Theorem 3. Suppose that the reduced moment \(M(\varphi,T)\) of all the acting forces satisfies conditions \(1^\circ\), and that its slope in the strip of stability (instability) is bounded below and above by negative (positive) constants

\[ -\lambda_2^{(i)}\leq M_T'(\varphi,T)\leq -\lambda_1^{(i)}<0 \qquad (0<\mu_1^{(i)}\leq M_T'(\varphi,T)\leq \mu_2^{(i)}). \tag{23} \]

Then in it there exists, moreover uniquely, an absolutely continuable integral \(T=T^{(i)}(\varphi)\) of the kinetic energy; the latter is an asymptotically stable (unstable) limiting regime of motion of the machine unit.

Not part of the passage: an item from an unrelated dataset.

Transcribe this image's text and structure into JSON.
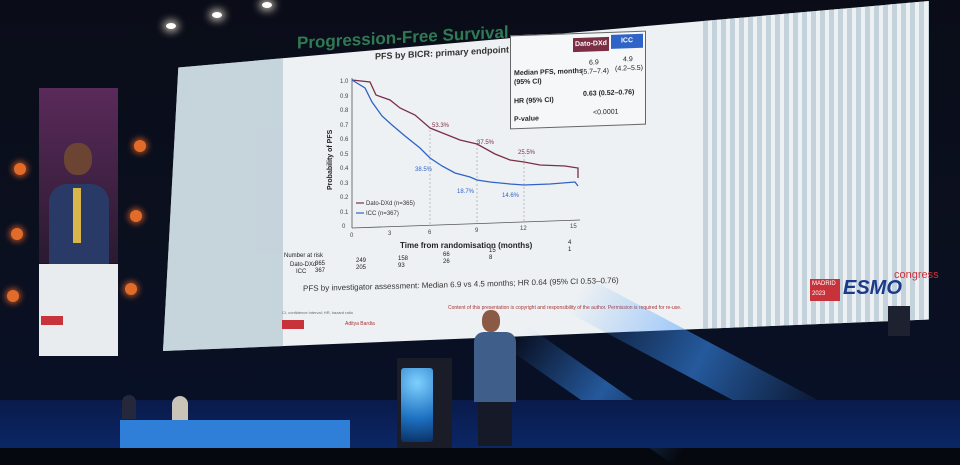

The most important for practice are the asymptotically stable absolutely continuable limiting regimes. As for unstable regimes, they express bifurcation states of the dynamic equilibrium of mechanical systems: the slightest deviation from any one of them leads either to the transition of the unit to one of the stable limiting regimes of motion, or to the complete damping of its kinetic energy and stopping.

In conclusion, the author expresses his deep gratitude to Academician I. I. Artobolevskii for his attention and interest in this work.

Received
22 V 1970

REFERENCES

1. I. I. Artobolevskii, DAN, 77, No. 6 (1951).
2. V. S. Loshinin, Tr. Inst. Mashinovedeniya, Seminar on the Theory of Machines and Mechanisms, 22, issue 88, Publishing House of the Academy of Sciences of the USSR (1961).
3. A. A. Andronov, A. A. Vitt, S. E. Khaikin, Theory of Oscillations, Moscow, 1959.